You will need more for cooling and ventilation, IME.  A CPU fan is too small to use with a carbon filter.  And, even running the lights at night, you create a lot of heat.  Do some test runs--you will be surprised by the amount of heat you have.

I would also encourage to save your black gold soil, mg bloom, schultz violet for house plants get some good "marijuana" soil.  You have a $1000 budget, I think it is a mistake to scrimp on the soil.  Many have trouble with MG specifically.


----------



## halzey68 (Sep 4, 2008)

my first batch is in BG, but i have FF Ocean Forest now for the second. The BG was purchased at the local indoor store.  Isn't it(BG) a MJ soil also? or is the OF more suited for this purpose??????????


----------



## kailiwela44 (Sep 5, 2008)

Hemp Goddess.  
The cpu fans i am going to use are for the veg side.  They are rated 29cfm, forgot the pressure rating, and i plan to use three of them for exhausting that area with no carbon filter.  That leaves 87cfm in 16cuft area.   
I am still researching my options as how to vent the flower cab.  I do know that i will use the stanley mod to exhaust the HPS heat--passive>air coolable hood>duct>stanley>on top of the box>carbon filter. i've read i don't need one for the hood, can you verify this or give your 2cents .  The part i'm stuck on is finding the right fan to be efficient since i'll be using a carbon filter inside the chamber.  
In your experience, if i exhaust the air into the ambient room air, will a 250HPS heat the room to the point where i need to vent the air elsewhere?  I know it's ideal, but like the saying in Hawaii goes "if can, can.  If no can, no can".  sorry i'm about to finish work.  

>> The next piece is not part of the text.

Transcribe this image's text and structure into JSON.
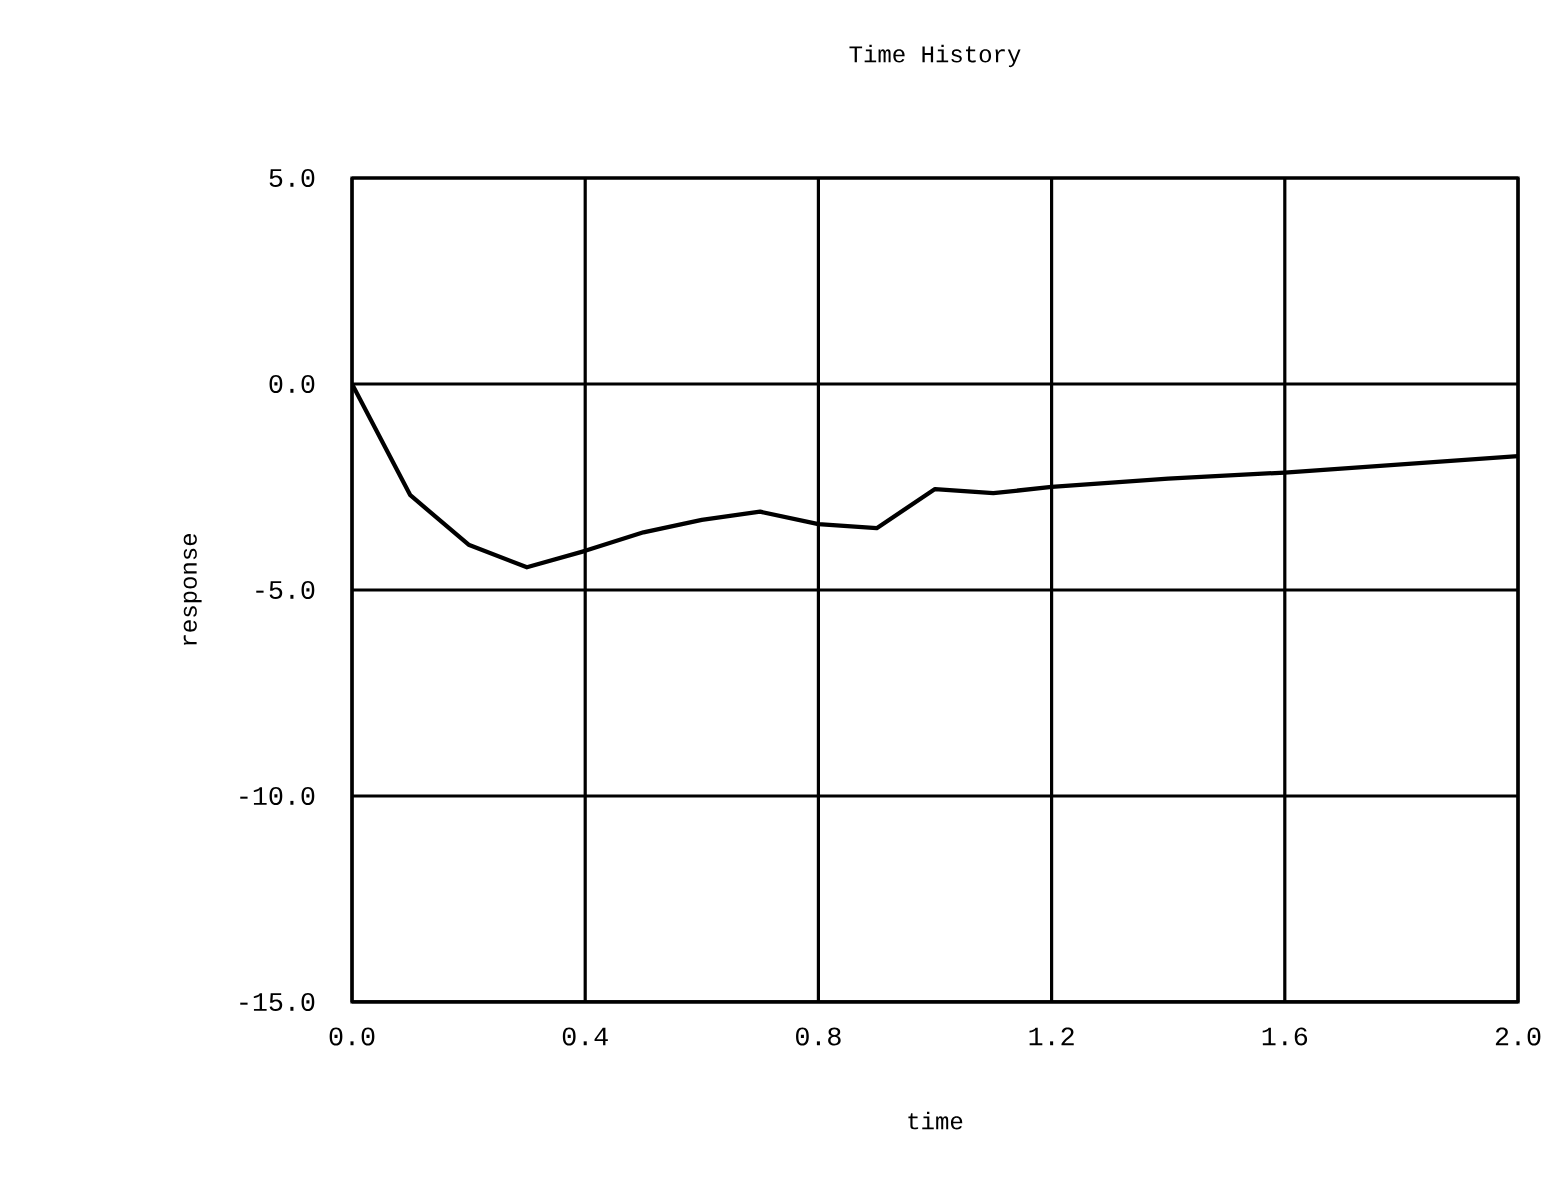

Thank you for your patience,
kailiwela44


----------



## The Hemp Goddess (Sep 5, 2008)

kailiwela44 said:
			
		

> Hemp Goddess.
> The cpu fans i am going to use are for the veg side.  They are rated 29cfm, forgot the pressure rating, and i plan to use three of them for exhausting that area with no carbon filter.  That leaves 87cfm in 16cuft area.
> I am still researching my options as how to vent the flower cab.  I do know that i will use the stanley mod to exhaust the HPS heat--passive>air coolable hood>duct>stanley>on top of the box>carbon filter. i've read i don't need one for the hood, can you verify this or give your 2cents .  The part i'm stuck on is finding the right fan to be efficient since i'll be using a carbon filter inside the chamber.
> In your experience, if i exhaust the air into the ambient room air, will a 250HPS heat the room to the point where i need to vent the air elsewhere?  I know it's ideal, but like the saying in Hawaii goes "if can, can.  If no can, no can".  sorry i'm about to finish work.
> ...



The CPU fans should be okay for the veg room.

Okay, if you are pulling air through a duct from outside your room>coolable hood>duct>fan>out of box, you do not need a carbon filter on this line.  There should be no air from the room getting into your ducting if your light is sealed.

IME, you will not be able to exhaust the air into the ambient room air and not raise the temps to the point where you will not need to cool to offset.  In the winter, I change my ventilation around so that the exhaust from the light flows into my master bathroom--it's like an extra heat vent.


----------



## kailiwela44 (Sep 13, 2008)

This is what i have come up with.  The hps will be in a cool tube.  I still need to figure out what type of exhausting i should use for the flower chamber.  I was thinking maybe panasonic whisper rated @100cfm with a DIY carbon filter.

kailiwela44


----------



## kailiwela44 (Sep 14, 2008)

...


----------